The web service runs the IIIF web environment.

Workers

The worker services wait for new jobs to appear in a queue in Redis. A distinction is made between index workers that indexes data in ElasticSearch and derivative workers that create specific derivatives of collection items. At the moment, the Archival IIIF server identifies five different types of worker services:

  • Index worker: Gets a job with the path of a collection to be indexed in ElasticSearch. Current implementations:
    • iish-archivematica-index: A specific IISH implementation of the index worker. Indexes DIPs created by the Archivematica instance of the IISH.
  • Text index worker: Gets a job with a collection id and a list of all transcriptions/transliterations to be indexed in ElasticSearch.

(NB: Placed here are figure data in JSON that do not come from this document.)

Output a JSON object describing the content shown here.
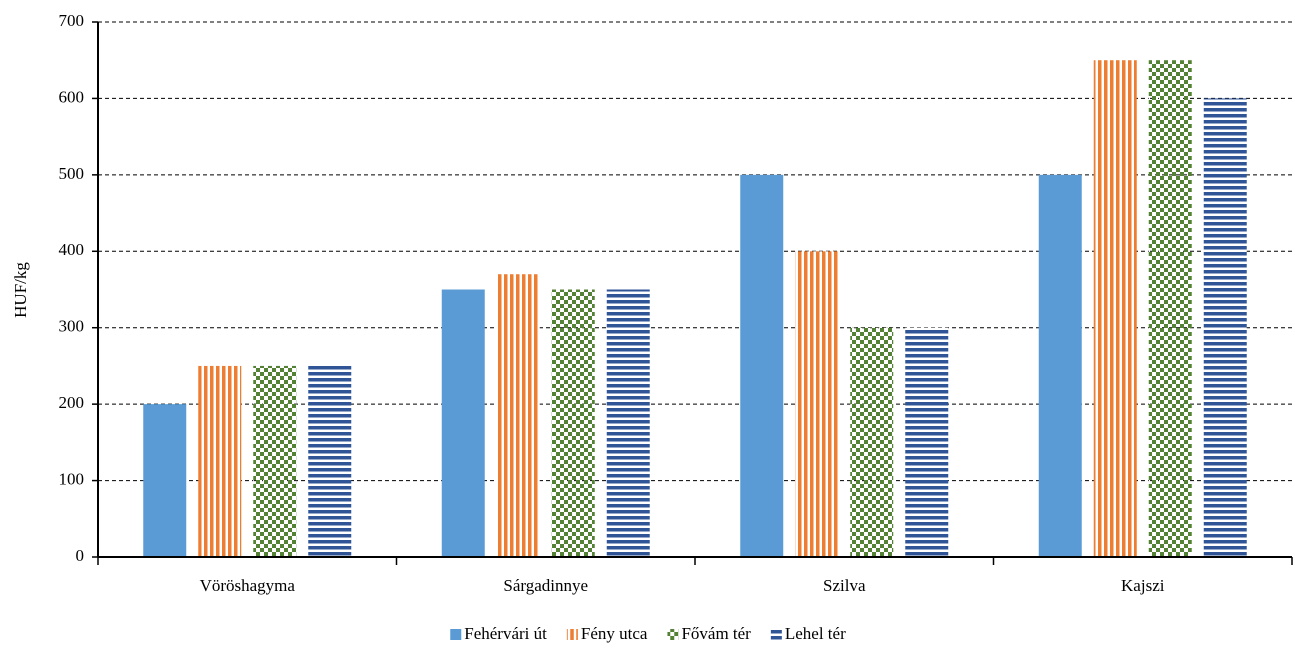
{
  "chart_data": {
    "type": "bar",
    "y_label": "HUF/kg",
    "categories": [
      "Vöröshagyma",
      "Sárgadinnye",
      "Szilva",
      "Kajszi"
    ],
    "series": [
      {
        "name": "Fehérvári út",
        "color": "#5b9bd5",
        "pattern": "solid",
        "values": [
          200,
          350,
          500,
          500
        ]
      },
      {
        "name": "Fény utca",
        "color": "#ed7d31",
        "pattern": "vertical",
        "values": [
          250,
          370,
          400,
          650
        ]
      },
      {
        "name": "Fővám tér",
        "color": "#548235",
        "pattern": "checker",
        "values": [
          250,
          350,
          300,
          650
        ]
      },
      {
        "name": "Lehel tér",
        "color": "#2f5597",
        "pattern": "horizontal",
        "values": [
          250,
          350,
          300,
          600
        ]
      }
    ],
    "ylim": [
      0,
      700
    ],
    "yticks": [
      0,
      100,
      200,
      300,
      400,
      500,
      600,
      700
    ],
    "grid": true,
    "legend": "bottom"
  }
}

Current implementations:
    • text-index: Indexes plain text files and ALTO files.
  • Metadata index worker: Gets a job with a collection id and/or a OAI identifier and obtains the metadata from an OAI endpoint to be indexed in ElasticSearch. Current implementations:
    • iish-metadata: Looks for and indexes metadata from the OAI service of the IISH.
    • niod-metadata: Looks for and indexes metadata from NIOD.
  • Waveform derivative worker: Gets a job with a collection id and then builds waveform representations of all audio files of the collection with the given collection id. Current implementations:
    • waveform: Default implementation.
  • PDF image derivative worker: Gets a job with a collection id and then builds JPG representations of the first page of all PDF files of the collection with the given collection id. Current implementations:
    • pdf-image: Default implementation.
  • Video image derivative worker: Gets a job with a collection id and then extracts a still as JPG and creates a mosaic of stills with a WebVTT file from all video files of the collection with the given collection id. Current implementations:
    • video-image: Default implementation.

Cron jobs

The cron job services run periodically. At the moment, the Archival IIIF server identifies one cron job:

  • Metadata update: Checks periodically whether some metadata has to be updated. Current implementations:
    • iish-metadata-update: Runs daily to query the OAI service of the IISH for updates and sends those to the metadata indexer.

Standalones

The standalone services do not wait on a trigger like the workers or cron jobs. At the moment, the Archival IIIF server identifies one standalone service:

  • Directory watcher: Watches a directory for any changes (new collections) and sends those to the index worker to be indexed. Current implementations:
    • directory-watcher-changes: When a directory has had no changes for a certain amount of time, it is assumed that it is safe to send the directory to the index worker to be indexed.
    • directory-watcher-file-trigger: When a directory is updated with a specific file, it triggers the index worker to be indexed.

Libraries

The libraries are lightweight services with specific implementation details that can run together with the web service on the same running instance. At the moment, the Archival IIIF server identifies three different libraries:

  • Access: Determines whether a user has (limited) access to a specific item. Current implementations:
    • default-access: All granted; default implementation
    • iish-access: IISH specific implementation.
    • niod-access: NIOD specific implementation.
  • IIIF metadata: Provides implementation specific IIIF metadata. Current implementations:
    • default-iiif-metadata: Default (no IIIF metadata) implementation.
    • iish-iiif-metadata: IISH specific implementation.
  • Authentication texts: Provides implementation specific texts to help the user with authenticating. Current implementations:
    • default-auth-texts: Default implementation.
    • iish-auth-texts: IISH specific implementation.

Web API

IIIF Image API

See also the IIIF Image API 2.1 and the IIIF Image API 3.0

URL: /iiif/image/[id] / /iiif/image/[id]/info.json

Method: GET

IIIF Image API. Returns the JSON-LD description for the image with the given id.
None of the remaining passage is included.